15 Temmuz sonrası kaçırılma olaylarının bir yenisi geçtiğimiz günlerde Ankara’da yaşandı. Çocuğuna süt almak için evinden çıkan Orçun Şenyücel kaçırıldı. Ailesi oğullarını durumunda endişe duyarken eski Mazlum-Der Başkanı Ömer Faruk Gergerlioğlu Ankara’da yaşanan olayın ayrıntılarını yazdı.
Gergerlioğlu’nun ‘ahvalnews.com’daki ‘İnanılmaz bir kaçırılma olayı daha..!’ başlıklı yazısı şöyle;
“Orçun Şenyücel 20 Nisan günü Ankara Türkkonut’ta saat 20.30 sıralarında evinden çocuklarına süt almak için ayrılmıştı.
— ncpsny (@NSenyucel) April 23, 2018
Daha sonra kendisini arayanlar telefonuna ulaşamadı. Yapılan ileri araştırmada süt almak için gittiği marketin güvenlik kamera kayıtlarına ulaştı yakınları.
Güvenlik kamera kayıtları dehşet vericiydi. Arabasından inen Şenyücel’i biri siyah transporter diğeri beyaz bir Toyota taksideki kişiler zorla kaçırıyordu.
Halen 2 çocuk babası Şenyücel’den haber yok. Şenyücel rekabet kurulunda uzman olarak çalışırken Ağustos 2016 KHK’sında ‘F…’ ithamıyla ihraç edilmişti.
Yakınları hemen Emniyet Müdürlüğüne başvurdu. Kaçıran arabalardan Toyota arabanın plakası çalıntı çıkmış.
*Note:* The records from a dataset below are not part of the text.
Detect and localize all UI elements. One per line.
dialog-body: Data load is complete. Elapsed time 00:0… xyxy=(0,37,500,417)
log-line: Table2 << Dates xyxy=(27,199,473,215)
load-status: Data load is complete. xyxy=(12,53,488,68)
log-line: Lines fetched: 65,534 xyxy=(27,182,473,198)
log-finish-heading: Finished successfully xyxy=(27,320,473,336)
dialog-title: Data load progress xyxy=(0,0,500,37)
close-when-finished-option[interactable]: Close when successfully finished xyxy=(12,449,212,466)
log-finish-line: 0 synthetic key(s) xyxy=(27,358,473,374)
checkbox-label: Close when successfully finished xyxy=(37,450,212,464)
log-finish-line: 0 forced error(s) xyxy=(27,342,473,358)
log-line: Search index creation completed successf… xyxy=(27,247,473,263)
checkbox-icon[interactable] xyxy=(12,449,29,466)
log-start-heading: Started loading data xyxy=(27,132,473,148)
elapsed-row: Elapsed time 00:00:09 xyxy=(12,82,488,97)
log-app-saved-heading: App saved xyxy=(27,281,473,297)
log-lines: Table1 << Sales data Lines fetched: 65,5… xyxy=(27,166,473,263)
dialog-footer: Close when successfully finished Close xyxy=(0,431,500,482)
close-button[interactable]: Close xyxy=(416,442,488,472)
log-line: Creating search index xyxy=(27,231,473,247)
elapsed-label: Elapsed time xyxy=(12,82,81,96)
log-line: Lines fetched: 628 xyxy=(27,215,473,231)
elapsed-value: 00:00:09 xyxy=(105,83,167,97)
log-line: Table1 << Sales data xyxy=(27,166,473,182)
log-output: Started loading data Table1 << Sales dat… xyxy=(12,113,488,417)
Siyah Transporterinki ise tam okunamamıştı. Savcılığın soruşturma başlatması bekleniyor. Ancak bu sefer kamera kayıtları çok açık, MOBESE kameraları plaka çalıntı olsa da araba güzergahını tespit edebilir.
Son zamanlardaki kaçırılma vakalarına bir yenisi eklenmiş oldu. Şimdiye kadar 13 kişi Ankara’da kaçırıldı. Bu kişilerin ortak özelliği ‘F…’ ithamıyla, KHK ile ihraç edilmiş olmasıydı. Kaçırılan son kişi de yine aynı geçmişe sahip.
Kaçırılan kişilerden 13. kişi Ümit Horzum 133 gündür kayıptı. Uzun süredir takip ettiğim bu vakanın sonu önceki kaçırılma olaylarına benzemişti.
Horzum bir hafta önce bulundu. Son derece zayıflamış, bitkin, kaburgaları kırık ve kulak zarı patlamış olarak bulundu. Emniyet müdürlüğü Ankara Ümitköy civarında gözaltına aldığını iddia ediyordu.
Ancak Horzum 133 gün sonrasında bir arabadan başka bir arabaya aktarıldığını aktarıyordu avukatlarına. Bakalım Şenyücel nereden çıkacak?
Şenyücel’in yakınları çok tedirgin.
Şenyücel’in herhangi bir hasmı veya borçlu olduğu bir kişi yokmuş. Herhangi bir adli soruşturma geçirmemiş şimdiye kadar. Yine Ankara ve yine bir KHK’lının kaçırılması akıllara çok soru işareti getiriyor.
1990’lı yıllardaki kaçırılma olaylarının hala aydınlatılamadığını iyi biliyoruz. Önceden beyaz toroslarla kaçırılma adeta bir klasikti, şimdi güvenlik kamera kayıtlarında hep bir siyah transporter var.
Bu bir imza atma mı?
Aydınlatılmayan, aydınlatılamayan bu uzun süreli kaçırılma olayları Türkiye insan hakları karnesinin kötü notları oluyor uzun süredir.
Eğer bu kaçırılma olayı yine önceki kaçırılan yakınlarının başvurularında karşılaştığı bürokratik engeller ve ağırlıklarla karşılaşacaksa durum çok iç açıcı görünmüyor.
Kaçırılan kişilerin ortak kimlikleri, akla çok soru işaretleri getiriyor.
Türkiye insan hakları karnesinin son yıllarda yayımlanan farklı bir çok insan hakları kuruluşu, uluslararası kuruluş raporlarında büyük bir hızla benzer düşüşleri son derece tedirgin edici.
Bu vakalar Türkiye’nin 1990’lı yıllara dönüşü olmasın diye umut ediyoruz.”